Montag, der 20. Dezember 2005

Es ist grausam. Statt uns alle auf einmal auszulöschen, sind es immer nur einige, die gehen müssen. Ich habe mich getäuscht. So etwas wie das Jüngste Gericht gibt es nicht, was wir erleben, ist schon die Hölle. Ohne ein gerechter Richter zu sein, hat Gott, der sogenannte "Hirte", alle seine Schäfchen dem Verderben geweiht. Aber wenn ich so aus dem Fenster sehe, nützt es jetzt auch nichts mehr, wenn ich mich aufrege. Es regnet und meine Schutzmauer, der Schnee, ist geschmolzen. Überall Bombenkrater, die die Straßen zerstört haben. Häuser, denen die Hälfte fehlt, und verlassene Ruinen, unkenntlich. Obdachlose Menschen, die in Fetzen gehüllt auf die Erlösung warten. Wie die Regentropfen am Fenster laufen mir die Tränen über die Wangen. Ich spüre, wie sie sich ihren Weg bahnen, und sehe, wie sie auf meinem Papier gelandet die Tinte zu Wolken verrinnen lassen. Die Trauer in mir über alles ist in einem normalen Satz nicht zu beschreiben. Also tue ich es in einem Gedicht:

Tränen

Die salzigen Tropfen
sind Helfer in der Not.
Sie nehmen weg
einen Teil des großen Schmerzes.
Darum weine,
denn deine Tränen können den
Stein erweichen,
aus dem die Herzen sind.
Aber tue es zur rechten Zeit…
…nicht zu spät…

Dienstag, der 21. Dezember 2005

Ich weiß nicht, wie stark ich sein kann, aber lange stehe ich das nicht mehr durch.
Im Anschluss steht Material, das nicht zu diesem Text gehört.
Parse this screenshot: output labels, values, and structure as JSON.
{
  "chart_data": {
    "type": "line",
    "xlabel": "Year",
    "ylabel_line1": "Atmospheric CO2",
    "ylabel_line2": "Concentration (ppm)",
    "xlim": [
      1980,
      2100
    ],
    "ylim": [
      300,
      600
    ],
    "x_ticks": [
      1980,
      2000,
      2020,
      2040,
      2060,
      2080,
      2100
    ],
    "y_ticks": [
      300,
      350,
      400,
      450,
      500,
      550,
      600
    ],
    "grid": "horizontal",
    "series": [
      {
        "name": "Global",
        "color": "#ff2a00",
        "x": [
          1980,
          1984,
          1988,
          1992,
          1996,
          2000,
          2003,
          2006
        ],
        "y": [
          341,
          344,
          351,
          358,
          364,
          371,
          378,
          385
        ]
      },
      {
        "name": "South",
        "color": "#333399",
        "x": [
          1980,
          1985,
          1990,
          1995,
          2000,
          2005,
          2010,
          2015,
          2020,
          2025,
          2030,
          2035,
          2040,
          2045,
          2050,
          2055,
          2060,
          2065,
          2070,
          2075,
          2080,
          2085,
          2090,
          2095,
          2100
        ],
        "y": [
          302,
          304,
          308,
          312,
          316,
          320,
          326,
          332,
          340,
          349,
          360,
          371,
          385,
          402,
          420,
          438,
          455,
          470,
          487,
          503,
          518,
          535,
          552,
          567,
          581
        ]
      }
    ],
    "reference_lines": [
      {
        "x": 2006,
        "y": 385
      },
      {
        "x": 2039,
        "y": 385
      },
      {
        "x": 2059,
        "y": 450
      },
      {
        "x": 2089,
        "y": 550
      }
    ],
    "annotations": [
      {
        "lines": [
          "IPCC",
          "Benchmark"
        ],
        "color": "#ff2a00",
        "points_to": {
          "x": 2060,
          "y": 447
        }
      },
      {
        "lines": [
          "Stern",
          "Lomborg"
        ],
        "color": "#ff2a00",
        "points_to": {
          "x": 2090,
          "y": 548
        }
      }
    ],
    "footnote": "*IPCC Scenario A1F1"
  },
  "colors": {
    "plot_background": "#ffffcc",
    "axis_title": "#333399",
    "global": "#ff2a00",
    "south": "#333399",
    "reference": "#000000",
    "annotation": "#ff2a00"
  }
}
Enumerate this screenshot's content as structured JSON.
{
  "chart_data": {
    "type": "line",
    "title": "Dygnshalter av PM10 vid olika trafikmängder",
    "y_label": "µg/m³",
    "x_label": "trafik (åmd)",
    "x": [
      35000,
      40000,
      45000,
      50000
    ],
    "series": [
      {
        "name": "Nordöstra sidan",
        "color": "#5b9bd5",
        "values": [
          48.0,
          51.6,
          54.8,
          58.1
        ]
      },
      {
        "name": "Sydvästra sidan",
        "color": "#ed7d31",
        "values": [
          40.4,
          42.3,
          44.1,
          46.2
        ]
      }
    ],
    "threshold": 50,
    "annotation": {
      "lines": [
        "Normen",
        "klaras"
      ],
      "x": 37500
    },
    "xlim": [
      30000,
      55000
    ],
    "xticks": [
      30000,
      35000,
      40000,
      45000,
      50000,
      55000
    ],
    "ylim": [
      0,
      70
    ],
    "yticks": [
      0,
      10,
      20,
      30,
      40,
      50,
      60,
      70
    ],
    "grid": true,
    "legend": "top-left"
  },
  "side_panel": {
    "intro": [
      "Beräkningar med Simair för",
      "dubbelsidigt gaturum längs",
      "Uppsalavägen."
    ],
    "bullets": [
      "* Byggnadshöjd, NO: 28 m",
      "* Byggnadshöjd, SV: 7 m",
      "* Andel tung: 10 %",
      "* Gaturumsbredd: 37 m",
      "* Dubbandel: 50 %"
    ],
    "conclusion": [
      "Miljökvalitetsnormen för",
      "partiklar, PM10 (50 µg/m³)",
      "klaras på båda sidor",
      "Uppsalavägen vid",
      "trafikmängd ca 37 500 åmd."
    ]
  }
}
Den ganzen Tag habe ich im Bett verbracht und gehofft, einschlafen zu können. Hinüber zu wandern in meine Träume, dort wo ich Kraft genug besitze und es geschafft habe, diese Katastrophe zu verhindern. Einer allein schafft es nicht. Wenn nicht genug Menschen den Mut aufbringen zu sagen, dass Krieg keine Lösung ist, ist diese Welt verloren. Aber das hätte man vor Jahren tun sollen. Krieg aus der Welt zu verbannen ist sowieso nicht möglich. Denn erst das Gegenteil rundet ein Ding zum Ganzen. Zum Frieden gehört Krieg genau wie zu Licht Dunkelheit gehört. Diese Erkenntnis ist äußerst deprimierend. Sie führt mir wieder einmal die aussichtslose Lage dieser Welt vor Augen. Frieden kann es nur geben, wenn der menschliche Eigennutz aus der Welt verschwindet. Das ist aber eher unwahrscheinlich. Vor ein paar Jahren hat jeder zu mir gesagt, ich solle nicht so pessimistisch sein. Manche waren sogar regelrecht entsetzt über die Nüchternheit meiner Ansichten. Das kommt davon, dass sie immer alle vor der Realität flüchten. Es heißt immer, an so etwas dürfe man nicht denken, sonst könne man nicht leben. Ja, was glauben die denn, warum es so viele Selbstmorde gibt? Weil diese Menschen erkannt haben, dass es keinen Ausweg mehr gibt für sie. Oh ja, und in derselben Situation ist jetzt unsere Welt…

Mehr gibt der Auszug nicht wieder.